While attending UCI, I lived off campus and would host a lot of dinner parties with friends or cook for my roommates, who were grateful for anything outside of ramen.My first professional job was at The Restaurant at the Getty Center as a pastry assistant and, eventually, a line cook. On my off days from school and nearly every holiday break, I found myself working there and loving every moment of it. It was my first taste of a real restaurant environment; I was hungry to learn as much as I could.

Did you learn anything at UCI, inside or outside the classroom, that helped you compete on “Top Chef”?
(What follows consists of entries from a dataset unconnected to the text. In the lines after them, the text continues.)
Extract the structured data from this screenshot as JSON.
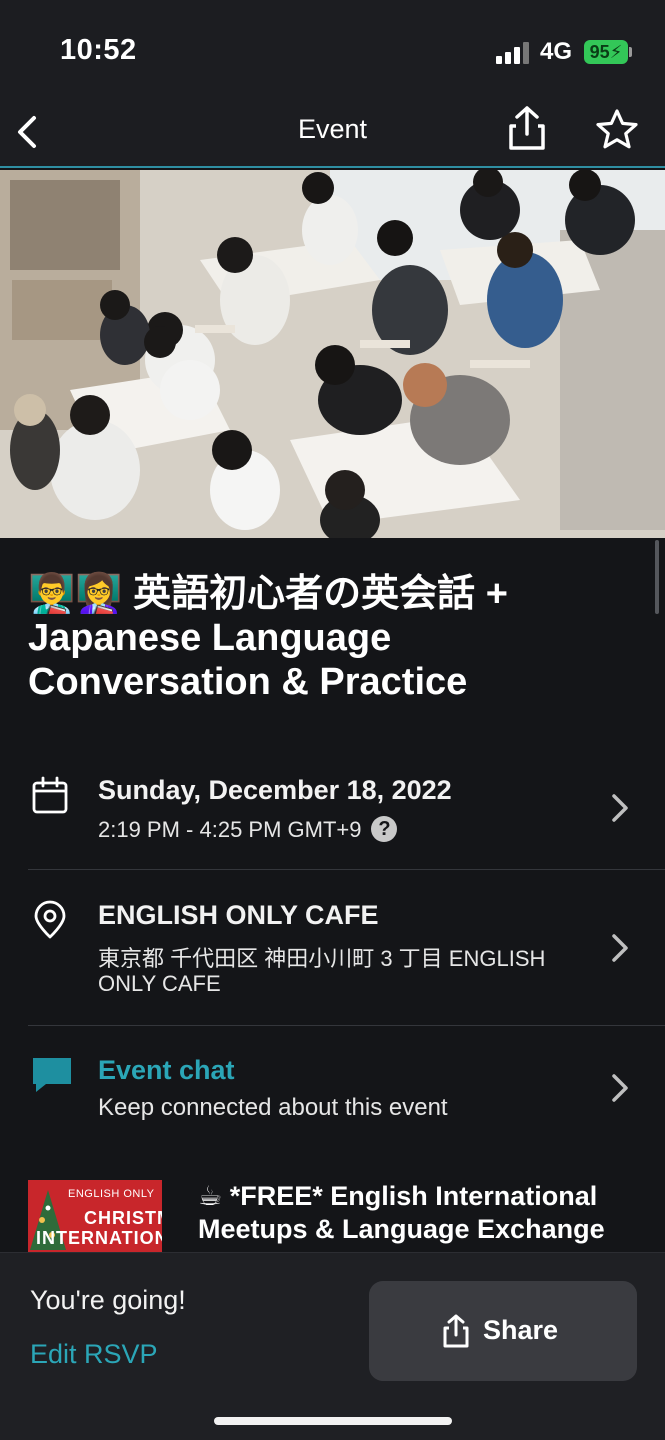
{
  "status_bar": {
    "time": "10:52",
    "network": "4G",
    "battery": "95",
    "icons": [
      "signal-bars-icon",
      "battery-charging-icon"
    ]
  },
  "nav": {
    "title": "Event",
    "icons": [
      "back-chevron-icon",
      "share-icon",
      "star-icon"
    ]
  },
  "hero": {
    "icon": "event-photo"
  },
  "event": {
    "title": "👨‍🏫👩‍🏫 英語初心者の英会話 + Japanese Language Conversation & Practice"
  },
  "date_row": {
    "icon": "calendar-icon",
    "date": "Sunday, December 18, 2022",
    "time": "2:19 PM - 4:25 PM GMT+9",
    "help": "?"
  },
  "location_row": {
    "icon": "location-pin-icon",
    "name": "ENGLISH ONLY CAFE",
    "address": "東京都 千代田区 神田小川町 3 丁目 ENGLISH ONLY CAFE"
  },
  "chat_row": {
    "icon": "chat-bubble-icon",
    "title": "Event chat",
    "subtitle": "Keep connected about this event"
  },
  "related": {
    "thumb_line1": "ENGLISH ONLY",
    "thumb_line2": "CHRISTMAS",
    "thumb_line3": "INTERNATIONAL",
    "title": "☕ *FREE* English International Meetups & Language Exchange"
  },
  "bottom": {
    "status": "You're going!",
    "edit_rsvp": "Edit RSVP",
    "share_label": "Share"
  },
  "colors": {
    "background": "#141518",
    "accent": "#2ba6b7",
    "bar": "#1f2024"
  }
}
UC Irvine taught me how to interact with people from all walks of life. On “Top Chef,” not only do you have to compete, but you have to live with 15 other chefs from all over the nation, so I definitely had flashbacks to the roommate lifestyle.

You were a psychology major. Have you been able to apply what you studied to cooking?

Cognitive science has proven useful as a chef. There’s a lot of psychology behind managing a team of cooks in a hot, stressful kitchen, and it’s important to understand that not everyone will react the same under the same pressures.

What was the most challenging – and the most rewarding – part of being on “Top Chef?”

The most challenging part is that you’re pushed out of your comfort zone. The most rewarding part is that you’re pushed out of your comfort zone. It’s wildly intense but so much fun. To survive “Top Chef,” you have to learn how to improvise and adapt. I focused on putting out good food and staying positive. Yoga helped [with the stress] too.

What’s your favorite thing to cook?

I’ve always enjoyed working with fresh seafood. I love butchering down a whole fish and utilizing the bones for the base of a rich stock.

How would you describe your style of cooking? What has influenced you as a chef?

I’m a farm-to-table chef with a strong foundation in classic technique. Every restaurant [I’ve worked at] has influenced me in one way or another, and you can see those influences when you taste my food.